More restrictions from countries around the world to contain a second massive wave of the Coronavirus spread have increased investors' appetite towards safe havens, and the Japanese yen is ideal for this goal. Therefore, the USD/JPY bearish movement increased pushing it towards the 104.16 support at the time of writing, the lowest level in five weeks. Supporting this decline was a slight drop in US consumer confidence in October with the emergence of a new wave of coronavirus cases across the country. The Conference Board reported that the US Consumer Confidence Index fell to a reading of 100.9 from 101.8 in September, but is still well below pre-epidemic levels. The moderate decline for the month followed a sharp rise in September.
Consumer spending accounts for 70% of economic activity in the US, so lower confidence is garnering much attention from economists, especially as the US approaches the holiday shopping season.
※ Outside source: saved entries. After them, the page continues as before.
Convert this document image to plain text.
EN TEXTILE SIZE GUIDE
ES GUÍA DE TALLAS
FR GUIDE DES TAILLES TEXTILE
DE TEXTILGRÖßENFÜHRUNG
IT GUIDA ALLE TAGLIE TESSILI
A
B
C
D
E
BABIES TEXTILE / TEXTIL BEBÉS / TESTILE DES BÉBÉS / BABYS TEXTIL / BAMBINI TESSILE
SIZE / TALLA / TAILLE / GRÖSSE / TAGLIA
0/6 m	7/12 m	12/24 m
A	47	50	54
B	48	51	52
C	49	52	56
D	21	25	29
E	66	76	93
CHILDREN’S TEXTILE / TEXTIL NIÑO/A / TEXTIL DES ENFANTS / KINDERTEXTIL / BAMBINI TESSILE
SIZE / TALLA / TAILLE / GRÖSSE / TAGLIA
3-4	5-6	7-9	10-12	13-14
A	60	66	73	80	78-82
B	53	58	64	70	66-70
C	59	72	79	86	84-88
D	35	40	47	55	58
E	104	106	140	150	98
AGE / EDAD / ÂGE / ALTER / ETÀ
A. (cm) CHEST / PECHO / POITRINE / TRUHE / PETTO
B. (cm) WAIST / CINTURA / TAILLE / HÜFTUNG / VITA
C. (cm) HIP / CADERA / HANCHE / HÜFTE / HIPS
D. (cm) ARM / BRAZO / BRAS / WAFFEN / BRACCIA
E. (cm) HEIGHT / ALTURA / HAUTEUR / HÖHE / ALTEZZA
US consumer confidence fell to a reading of 85.7 in April as large swaths of the country were closed due to the deadly virus. The index was consistently above the 100 level in the months prior to that, with the index reaching 132.6 in February before the severity of the COVID-19 infections became clear, and now, with average daily deaths across the country up 10% in the past two weeks, from 721 to nearly 794 as of Sunday, according to data from Johns Hopkins University. Newly confirmed infections are increasing daily in 47 states, while deaths are rising in 34 states.
The portion of the index that measures current conditions - which is based on consumers' assessment of current business and labour market conditions - increased from 98.9 to 104.6. However, this month consumers were less optimistic about the future, as the Expectations Index fell to 98.4 in October from 102.9 last month. Factors including the recent spike in coronavirus cases across the U.S., along with continued job losses and uncertainty during next week's presidential election, may have played a role in consumers' concerns about the future.
As for the US presidential elections, the consequences of which will be dominated by dealing with the COVID-19 virus and the economy, America’s deficit in goods and services now exceeds what it was under President Barack Obama. Steel and aluminium makers have slashed their jobs despite Trump's protectionist policies on their behalf. His deals barely produced a ripple in the $20 trillion economy. For most Americans, Trump's strict trade policy ultimately meant little, good or bad, to their financial health.
Whether Trump wins a second term or be replaced by Joe Biden, much of his legacy in commerce appears likely to last. It is therefore possible that his hard-line stance toward China will last beyond his presidency for the following reason: it reflected and shaped a belief, among Democrats and Republicans alike, that Beijing had long violated its pledges to treat foreign companies fairly, committed predatory business practices, and dominated other countries in the world.
According to the technical analysis of the pair: Recent bear’s domination on the USD/JPY performance, pushed technical indicators into oversold areas, and therefore, one can think of buying from the current support levels at 104.15, 103.75 and 102.90, respectively. The current performance brings us back to the levels of last March at a time when the epidemic crisis was strongly affecting the global financial markets. Global governments and central banks stand ready to intervene again to support the global economy. On the upside, technically, a return to move towards the most important 106.00 resistance at the present time, will confirm the reversal of the current bearish view.
Today's economic calendar has no important data affecting the performance of the pair.